Suffice to say that Item B only contemplates payment of managerial remuneration in case of a loss- making company only in cases where the incumbent is acting in a professional capacity and is not related in any manner directly or indirectly with the promoters or directors of the company or any of its subsidiaries during the last two years preceding the commencement date of his office. In addition, he should possess graduate level qualification and to boot have specialized knowledge in the industry in which the company is involved.

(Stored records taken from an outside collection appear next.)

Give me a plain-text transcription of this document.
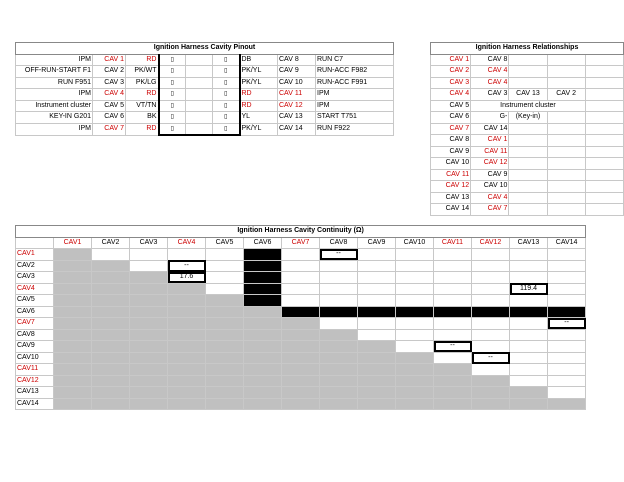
Ignition Harness Cavity Pinout								
IPM	CAV 1	RD	▯		▯	DB	CAV 8	RUN C7
OFF-RUN-START F1	CAV 2	PK/WT	▯		▯	PK/YL	CAV 9	RUN-ACC F982
RUN F951	CAV 3	PK/LG	▯		▯	PK/YL	CAV 10	RUN-ACC F991
IPM	CAV 4	RD	▯		▯	RD	CAV 11	IPM
Instrument cluster	CAV 5	VT/TN	▯		▯	RD	CAV 12	IPM
KEY-IN G201	CAV 6	BK	▯		▯	YL	CAV 13	START T751
IPM	CAV 7	RD	▯		▯	PK/YL	CAV 14	RUN F922
Ignition Harness Relationships				
CAV 1	CAV 8			
CAV 2	CAV 4			
CAV 3	CAV 4			
CAV 4	CAV 3	CAV 13	CAV 2	
CAV 5	Instrument cluster			
CAV 6	G-	(Key-in)		
CAV 7	CAV 14			
CAV 8	CAV 1			
CAV 9	CAV 11			
CAV 10	CAV 12			
CAV 11	CAV 9			
CAV 12	CAV 10			
CAV 13	CAV 4			
CAV 14	CAV 7			
Ignition Harness Cavity Continuity (Ω)														
	CAV1	CAV2	CAV3	CAV4	CAV5	CAV6	CAV7	CAV8	CAV9	CAV10	CAV11	CAV12	CAV13	CAV14
CAV1								--						
CAV2				--										
CAV3				17.6										
CAV4													119.4	
CAV5														
CAV6														
CAV7														--
CAV8														
CAV9											--			
CAV10												--		
CAV11														
CAV12														
CAV13														
CAV14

Does the above mean that one cannot pay remuneration to a person who has shareholding interest in the company or is related to the promoters , in the case of a company afflicted with losses or inadequacy of net profits.
The above unlikely legal position doubtlessly emerges and such a conclusion would be contrary to the intent of law.Existence of profits cannot be the sine Quo non for payment of remuneration to a director who is either a promoter or related to the promoters and striving for the success of a company in an executive capacity. Profits can never be an economic barometer for measuring the efficiency of a company.During the recent pandemic companies fell like autumn leaves in spite of the fact companies put their best foot forward.
The Statute cannot allow a situation where remuneration cannot be paid to the executive head who happens to be the chief protagonist merely because the company is not into profits. Item B in Part II of the Schedule has been rendered infructuous and should be deleted.
The above is therefore a clear drafting anomaly which requires urgent attention. It is pertinent to note that the ICSI has recently raised this issue with the MCA and sought a suitable clarification which it is fervently hoped shall come through before long.
Can the Schedules prevail in case of conflict with the Act
The above discussion brings us to an important question as to whether a Schedule to the Act as in this case Schedule Vcan be in conflict with the Act and if so which will prevail.
At the outset, it may be noted that Schedules appended to the Statutes form a part of the statute.(Ujagar Prints v Union of India (AIR 1989 SC 516).
Schedules are added towards the end and their use is to avoid encumbering the Sections in the Statute with matters of excessive detail. The division of a statute into Sections and Schedules is a mere matter of convenience and a Schedule may contain a substantive enactment which may even go beyond the scope of a Section to which the Schedule may appear to be connected by its heading.(CIT, WB v Calcutta National Bank Ltd.(AIR 1959 SC 928).However if the language in the Schedule is not so clear , the provision in the Schedule may be construed as confined to the purpose indicated by its heading and the Section in the Statute to which it appears connected. In case of conflict between the body of the Act and the Schedule, the Act will prevail.(Aphali Pharmaceuticals Ltd v State of Maharashtra (AIR 1989 SC 2227).
It is pertinent to note from the above that Part II in the Schedule goes beyond the provisions of Section 197 by postulating that remuneration shall remuneration in case of loss can be paid only to a managerial person who operates in a professional capacity without any equity stake in the company. It unwittingly transgresses the Act which does not seek to make any distinction where it comes to paying remuneration to a promoter acting in an executive capacity or a non-promoter acting purely as a professional.
Our surmise is that in the face of so many changes that have been made to Schedule V, the fact that it should be consistent with the mother legislation has perhaps been lost sight of.
That said, it is imperative that the MCA gives attention to the issue raised by the ICSI as discussed above.
Conclusion
Given the vastness of the areas covered in the provisions in the Act relating to managerial remuneration it is well neigh impossible to capture the contents in the Act, considering the limitations of a discussion paper.
We have therefore endeavoured to cherry pick and only focus on certain pain areas in the law to provide to the fraternity some food for thought. There are many other issues which need to be focused but we shall park them for introspection on a later date.